The option. Setting that other option already added nvidia-offload to it; you don’t need to do anything else with it. As I said, the wiki is outdated.
It will put the nvidia-offload script in the $PATH env variable, and since doing the launch options thing is working it’s already there and everything is set up correctly.
I assume you mean proton, right? ProtonDB is the website that records quirks around running non-native steam games with proton.
Yeah, unfortunate… There will be some games that don’t work well, and I have neither the game nor an offload setup to debug this for you. I’d recommend:
Start steam from the command line; it will then write logs to the terminal window when you launch your game, which will help figuring out what’s wrong.
Look at the ProtonDB comments for advice, especially ones that have similar hardware as you do.
Thank you for clarifying that it’s set up correctly. I would still like to ask a question to get a better understanding.
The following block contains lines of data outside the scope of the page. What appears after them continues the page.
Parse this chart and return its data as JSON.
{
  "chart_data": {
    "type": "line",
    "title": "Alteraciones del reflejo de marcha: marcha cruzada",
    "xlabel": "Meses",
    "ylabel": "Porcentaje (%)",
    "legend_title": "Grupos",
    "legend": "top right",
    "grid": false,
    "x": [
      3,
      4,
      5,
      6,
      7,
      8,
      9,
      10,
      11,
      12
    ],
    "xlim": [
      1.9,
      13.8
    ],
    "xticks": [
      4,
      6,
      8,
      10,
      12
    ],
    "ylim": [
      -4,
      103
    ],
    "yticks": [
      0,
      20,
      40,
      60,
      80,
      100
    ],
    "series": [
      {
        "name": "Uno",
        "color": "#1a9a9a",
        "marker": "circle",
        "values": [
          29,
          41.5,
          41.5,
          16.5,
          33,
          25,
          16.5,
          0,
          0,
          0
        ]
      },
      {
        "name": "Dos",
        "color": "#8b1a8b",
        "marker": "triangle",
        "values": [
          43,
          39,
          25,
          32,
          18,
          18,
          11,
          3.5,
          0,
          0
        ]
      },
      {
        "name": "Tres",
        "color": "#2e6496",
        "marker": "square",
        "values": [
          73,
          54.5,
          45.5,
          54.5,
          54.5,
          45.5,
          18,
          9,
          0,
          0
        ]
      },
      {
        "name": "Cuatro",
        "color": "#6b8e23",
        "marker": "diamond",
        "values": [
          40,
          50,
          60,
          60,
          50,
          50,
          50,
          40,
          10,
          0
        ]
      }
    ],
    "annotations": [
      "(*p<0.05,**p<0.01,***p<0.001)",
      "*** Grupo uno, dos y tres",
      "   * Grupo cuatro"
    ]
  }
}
The option. Setting that other option already added nvidia-offload to it; you don’t need to do anything else with it. […]
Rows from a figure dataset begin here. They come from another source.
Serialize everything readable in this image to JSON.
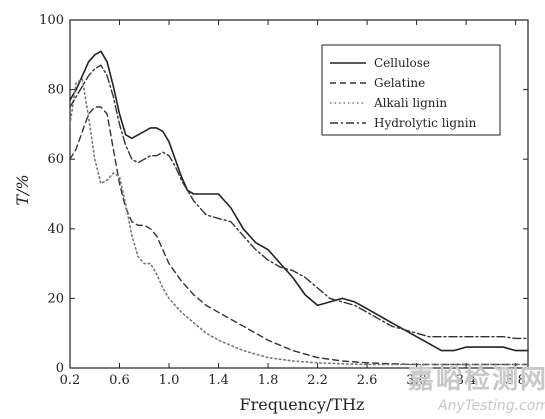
{
  "chart_data": {
    "type": "line",
    "xlabel": "Frequency/THz",
    "ylabel": "T/%",
    "xlim": [
      0.2,
      3.9
    ],
    "ylim": [
      0,
      100
    ],
    "xticks": [
      0.2,
      0.6,
      1.0,
      1.4,
      1.8,
      2.2,
      2.6,
      3.0,
      3.4,
      3.8
    ],
    "yticks": [
      0,
      20,
      40,
      60,
      80,
      100
    ],
    "xtick_labels": [
      "0.2",
      "0.6",
      "1.0",
      "1.4",
      "1.8",
      "2.2",
      "2.6",
      "3.0",
      "3.4",
      "3.8"
    ],
    "ytick_labels": [
      "0",
      "20",
      "40",
      "60",
      "80",
      "100"
    ],
    "grid": false,
    "legend_position": "top-right",
    "series": [
      {
        "name": "Cellulose",
        "style": "solid",
        "x": [
          0.2,
          0.25,
          0.3,
          0.35,
          0.4,
          0.45,
          0.5,
          0.55,
          0.6,
          0.65,
          0.7,
          0.75,
          0.8,
          0.85,
          0.9,
          0.95,
          1.0,
          1.05,
          1.1,
          1.15,
          1.2,
          1.3,
          1.4,
          1.5,
          1.6,
          1.7,
          1.8,
          1.9,
          2.0,
          2.1,
          2.2,
          2.3,
          2.4,
          2.5,
          2.6,
          2.7,
          2.8,
          2.9,
          3.0,
          3.1,
          3.2,
          3.3,
          3.4,
          3.5,
          3.6,
          3.7,
          3.8,
          3.9
        ],
        "y": [
          77,
          80,
          84,
          88,
          90,
          91,
          88,
          81,
          73,
          67,
          66,
          67,
          68,
          69,
          69,
          68,
          65,
          60,
          55,
          51,
          50,
          50,
          50,
          46,
          40,
          36,
          34,
          30,
          26,
          21,
          18,
          19,
          20,
          19,
          17,
          15,
          13,
          11,
          9,
          7,
          5,
          5,
          6,
          6,
          6,
          6,
          5,
          5
        ]
      },
      {
        "name": "Gelatine",
        "style": "dashed",
        "x": [
          0.2,
          0.25,
          0.3,
          0.35,
          0.4,
          0.45,
          0.5,
          0.55,
          0.6,
          0.65,
          0.7,
          0.75,
          0.8,
          0.85,
          0.9,
          0.95,
          1.0,
          1.1,
          1.2,
          1.3,
          1.4,
          1.5,
          1.6,
          1.8,
          2.0,
          2.2,
          2.4,
          2.6,
          2.8,
          3.0,
          3.2,
          3.4,
          3.6,
          3.8,
          3.9
        ],
        "y": [
          60,
          63,
          68,
          73,
          75,
          75,
          73,
          63,
          53,
          46,
          42,
          41,
          41,
          40,
          38,
          34,
          30,
          25,
          21,
          18,
          16,
          14,
          12,
          8,
          5,
          3,
          2,
          1.5,
          1.2,
          1,
          1,
          1,
          1,
          1,
          1
        ]
      },
      {
        "name": "Alkali lignin",
        "style": "dotted",
        "x": [
          0.2,
          0.25,
          0.3,
          0.35,
          0.4,
          0.45,
          0.5,
          0.55,
          0.6,
          0.65,
          0.7,
          0.75,
          0.8,
          0.85,
          0.9,
          0.95,
          1.0,
          1.1,
          1.2,
          1.3,
          1.4,
          1.6,
          1.8,
          2.0,
          2.2,
          2.4,
          2.6,
          2.8,
          3.0,
          3.2,
          3.4,
          3.6,
          3.8,
          3.9
        ],
        "y": [
          70,
          82,
          83,
          72,
          60,
          53,
          54,
          56,
          55,
          47,
          38,
          32,
          30,
          30,
          27,
          23,
          20,
          16,
          13,
          10,
          8,
          5,
          3,
          2,
          1.5,
          1.2,
          1,
          1,
          1,
          1,
          1,
          1,
          1,
          1
        ]
      },
      {
        "name": "Hydrolytic lignin",
        "style": "dashdot",
        "x": [
          0.2,
          0.25,
          0.3,
          0.35,
          0.4,
          0.45,
          0.5,
          0.55,
          0.6,
          0.65,
          0.7,
          0.75,
          0.8,
          0.85,
          0.9,
          0.95,
          1.0,
          1.05,
          1.1,
          1.2,
          1.3,
          1.4,
          1.5,
          1.6,
          1.7,
          1.8,
          1.9,
          2.0,
          2.1,
          2.2,
          2.3,
          2.4,
          2.5,
          2.6,
          2.7,
          2.8,
          2.9,
          3.0,
          3.1,
          3.2,
          3.3,
          3.4,
          3.5,
          3.6,
          3.7,
          3.8,
          3.9
        ],
        "y": [
          75,
          78,
          81,
          84,
          86,
          87,
          84,
          78,
          70,
          64,
          60,
          59,
          60,
          61,
          61,
          62,
          61,
          58,
          54,
          48,
          44,
          43,
          42,
          38,
          34,
          31,
          29,
          28,
          26,
          23,
          20,
          19,
          18,
          16,
          14,
          12,
          11,
          10,
          9,
          9,
          9,
          9,
          9,
          9,
          9,
          8.5,
          8.5
        ]
      }
    ]
  },
  "watermark": {
    "chinese": "嘉峪检测网",
    "english": "AnyTesting.com"
  }
}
It will put the nvidia-offload script in the $PATH env variable
The option in configuration.nix stays the same. Does the option exist somewhere else where the change in it occurs?
I assume you mean proton, right?
Yeah, sorry. I made edits for future readers.
I will try to debug it. Appreciate your directions very much!
And a lot of other places where different changes occur
All declarations of nixpkgs options are merged together when you evaluate your configuration, including ones hidden in nixpkgs. For lists, all of the instances will be concatenated together, other options may give you errors telling you to use lib.mkForce to override them. Often when you use a *.enable option the module being enabled will set environment.systemPackages to include its package, and do some other miscellaneous setup (like add systemd units, configuration files, …), all using other, less abstract options defined in nixpkgs.
This goes on recursively until you arrive at the “activation script”, which is a big bash script that makes all the changes the various options imply, and is run every time you run nixos-rebuild switch or boot the system.
Note that the actual options are of course not literally written out in a merged form to a file you can read. This happens all in memory, when nix evaluates the modules, and is completely transparent to you. The closest you can get to seeing this behavior is using the lib.debug.trace* functions.
You can get this merge behavior and split your own configuration.nix into multiple files using imports, by the way.